Même si la jeune femme a un charme incontestable et que l’on insiste sur sa profonde solitude, la série n’occulte pas l’ambiguïté du personnage. Le jeu d’Emma Corrinn est suffisamment subtil pour osciller entre candeur et minauderie, entre spontanéité et calcul, entre décision et caprice. Même les prétendus « faits d’armes » de la « princesse des cœurs » en faveur de l’intégration sociale des malades du Sida et des Noirs Américains lors de la visite aux Etats-Unis sont présentés suffisamment rapidement pour que l’on doute de la profondeur de son engagement personnel.
Une série assez peu monarchiste
Le moins que l’on puisse dire est que The Crown a l’art de ne pas nous faire aimer les Windsor. Tout ou presque les rend antipathiques. Plusieurs épisodes reviennent longuement sur le caractère passéiste de cette famille, aux antipodes des valeurs contemporaines.

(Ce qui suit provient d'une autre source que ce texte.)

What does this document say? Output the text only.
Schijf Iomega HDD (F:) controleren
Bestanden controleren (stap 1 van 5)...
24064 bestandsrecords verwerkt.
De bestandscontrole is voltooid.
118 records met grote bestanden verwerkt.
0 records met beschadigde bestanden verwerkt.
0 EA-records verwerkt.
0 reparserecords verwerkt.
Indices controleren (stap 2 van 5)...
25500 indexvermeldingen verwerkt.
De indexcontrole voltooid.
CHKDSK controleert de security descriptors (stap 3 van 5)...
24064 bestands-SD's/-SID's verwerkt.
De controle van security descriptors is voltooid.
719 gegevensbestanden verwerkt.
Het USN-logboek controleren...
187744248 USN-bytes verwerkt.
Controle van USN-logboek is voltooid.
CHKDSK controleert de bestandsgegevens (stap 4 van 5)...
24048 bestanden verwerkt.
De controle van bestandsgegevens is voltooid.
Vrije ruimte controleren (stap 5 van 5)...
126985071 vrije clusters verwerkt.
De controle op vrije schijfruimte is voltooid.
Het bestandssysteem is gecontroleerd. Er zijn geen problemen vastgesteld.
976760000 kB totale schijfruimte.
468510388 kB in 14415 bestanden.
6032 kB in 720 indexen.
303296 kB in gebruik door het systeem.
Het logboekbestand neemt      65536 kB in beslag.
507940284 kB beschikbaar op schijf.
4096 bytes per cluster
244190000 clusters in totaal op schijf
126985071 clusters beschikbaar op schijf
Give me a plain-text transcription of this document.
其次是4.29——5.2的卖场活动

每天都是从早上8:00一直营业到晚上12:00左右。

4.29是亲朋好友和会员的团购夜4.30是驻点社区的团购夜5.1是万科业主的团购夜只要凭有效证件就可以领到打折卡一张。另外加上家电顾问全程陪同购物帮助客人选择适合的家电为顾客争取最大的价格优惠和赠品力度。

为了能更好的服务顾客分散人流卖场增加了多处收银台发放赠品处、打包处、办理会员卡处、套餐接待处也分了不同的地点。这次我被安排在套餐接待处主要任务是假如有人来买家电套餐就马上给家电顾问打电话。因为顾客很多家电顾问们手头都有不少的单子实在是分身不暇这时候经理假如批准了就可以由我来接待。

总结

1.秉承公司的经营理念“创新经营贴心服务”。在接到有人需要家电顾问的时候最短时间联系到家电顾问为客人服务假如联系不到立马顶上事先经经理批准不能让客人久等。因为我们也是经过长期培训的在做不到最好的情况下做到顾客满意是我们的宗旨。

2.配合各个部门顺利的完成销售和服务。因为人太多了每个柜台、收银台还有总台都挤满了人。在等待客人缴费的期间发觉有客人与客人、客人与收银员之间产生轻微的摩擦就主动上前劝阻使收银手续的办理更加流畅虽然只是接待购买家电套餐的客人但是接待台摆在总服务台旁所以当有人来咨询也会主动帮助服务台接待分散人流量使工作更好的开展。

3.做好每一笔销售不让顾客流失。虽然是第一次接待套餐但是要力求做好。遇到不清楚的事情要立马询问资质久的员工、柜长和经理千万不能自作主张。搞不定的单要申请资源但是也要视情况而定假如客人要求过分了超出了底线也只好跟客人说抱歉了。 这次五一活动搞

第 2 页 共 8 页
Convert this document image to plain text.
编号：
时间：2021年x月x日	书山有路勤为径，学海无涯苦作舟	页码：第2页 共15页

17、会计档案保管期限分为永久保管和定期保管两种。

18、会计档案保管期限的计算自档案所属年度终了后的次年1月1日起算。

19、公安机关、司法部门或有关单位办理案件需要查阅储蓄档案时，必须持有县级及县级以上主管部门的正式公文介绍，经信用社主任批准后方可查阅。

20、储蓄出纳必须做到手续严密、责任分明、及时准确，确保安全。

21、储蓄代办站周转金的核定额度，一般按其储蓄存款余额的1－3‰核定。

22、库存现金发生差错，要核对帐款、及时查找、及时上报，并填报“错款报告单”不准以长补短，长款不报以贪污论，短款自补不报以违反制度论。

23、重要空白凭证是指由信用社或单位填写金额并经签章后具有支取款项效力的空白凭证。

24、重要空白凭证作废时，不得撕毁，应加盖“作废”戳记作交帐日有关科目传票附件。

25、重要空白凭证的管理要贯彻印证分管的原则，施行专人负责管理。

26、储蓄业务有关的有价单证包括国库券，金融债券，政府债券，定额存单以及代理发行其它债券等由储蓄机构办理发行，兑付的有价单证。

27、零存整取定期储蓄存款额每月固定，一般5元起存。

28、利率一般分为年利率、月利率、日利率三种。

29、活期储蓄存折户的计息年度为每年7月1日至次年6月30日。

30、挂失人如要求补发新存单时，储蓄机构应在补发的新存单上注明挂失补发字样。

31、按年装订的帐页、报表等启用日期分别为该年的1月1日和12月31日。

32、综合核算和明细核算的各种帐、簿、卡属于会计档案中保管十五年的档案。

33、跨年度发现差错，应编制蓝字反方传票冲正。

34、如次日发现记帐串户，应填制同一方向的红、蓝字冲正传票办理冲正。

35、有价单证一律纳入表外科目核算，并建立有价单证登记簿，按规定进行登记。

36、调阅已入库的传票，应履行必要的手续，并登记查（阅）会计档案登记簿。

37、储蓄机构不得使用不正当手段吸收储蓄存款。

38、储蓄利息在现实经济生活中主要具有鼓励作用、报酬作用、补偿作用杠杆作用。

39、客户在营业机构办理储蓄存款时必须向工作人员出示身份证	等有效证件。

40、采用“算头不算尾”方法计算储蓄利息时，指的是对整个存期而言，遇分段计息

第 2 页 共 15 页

La famille royale pratique la chasse. Et avec passion. Dès l’épisode 2, là voilà qui annule tous ses engagements officiels pour abattre un cerf perdu sur les terres de Balmoral. À table, on parie sur celui qui pourra apposer son nom sous le prochain trophée au mur.
La famille royale exclut les personnes handicapées. Dans l’épisode 7, la princesse Margaret découvre que sa mère a caché ses nièces handicapées mentales dans un asile sordide. On s’émeut mais au bout de quarante minutes, aucun changement à l’horizon.
La famille royale est cruelle et a produit une génération de princes médiocres et désenchantés. Dans l’épisode 4, la reine mesure combien, malgré l’argent et les honneurs, ses enfants sont malheureux, superficiels et à la moralité douteuse.
The English Game, une série de Netflix
La reine elle-même n’échappe pas à la critique. Plusieurs fois, elle paraît à l’écoute, compatissante, posée. Mais le plus souvent, on peine à distinguer ce qui relève du sens du devoir et du déni organisé. La fameuse neutralité du monarque confine à la lâcheté, pour ne pas dire à l’indifférence.
En l’absence de sources hors des fonds de poubelles prélevés par d’anciens employés mécontents, comment interpréter les silences de la reine, la vraie ? Les scénaristes ont émis plusieurs hypothèses. Les deux premières saisons ont avancé l’inexpérience et la timidité de la reine. Progressivement, la fidélité à la mémoire de Georges VI ou une certaine lecture constitutionnelle auraient justifié la mise à distance de Buckingham.
Quelle épine dorsale pour la reine ?
La saison 4, avec une reine quinquagénaire et déjà grand-mère, ne peut plus tenir cette partition. Après dix épisodes, une nouvelle thèse creuse le sillon entamé dans la saison trois. La reine serait inconsistante. D’une certaine façon, même le prince Charles, entre deux auto-apitoiements, avec son engagement pour l’agriculture bio ou son goût pour la littérature, avance un choix de société. La reine, elle, porte la couronne mais ne l’incarne pas vraiment.
Elle adopte le style de vie de l’aristocratie anglaise avec ses parties de chasse et l’équitation mais sans enthousiasme ni passion. Elle dit s’intéresser à ses sujets mais dans le fond, on ne la voit jamais avec eux. Quoique chef de l’Église anglicane, elle ne témoigne d’aucune spiritualité particulière. Elle est capable de pronostiquer les noms des membres d’un futur gouvernement comme d’autres parient sur les scores de Wimbledon, pour passer le temps.
Tout cela n’est guère flatteur.
D’une certaine façon, la série colle de très près à nos représentations de la famille royale. Les Windsor sont les vestiges d’une époque révolue, les acteurs d’un spectacle dont on se demande s’il passera le siècle.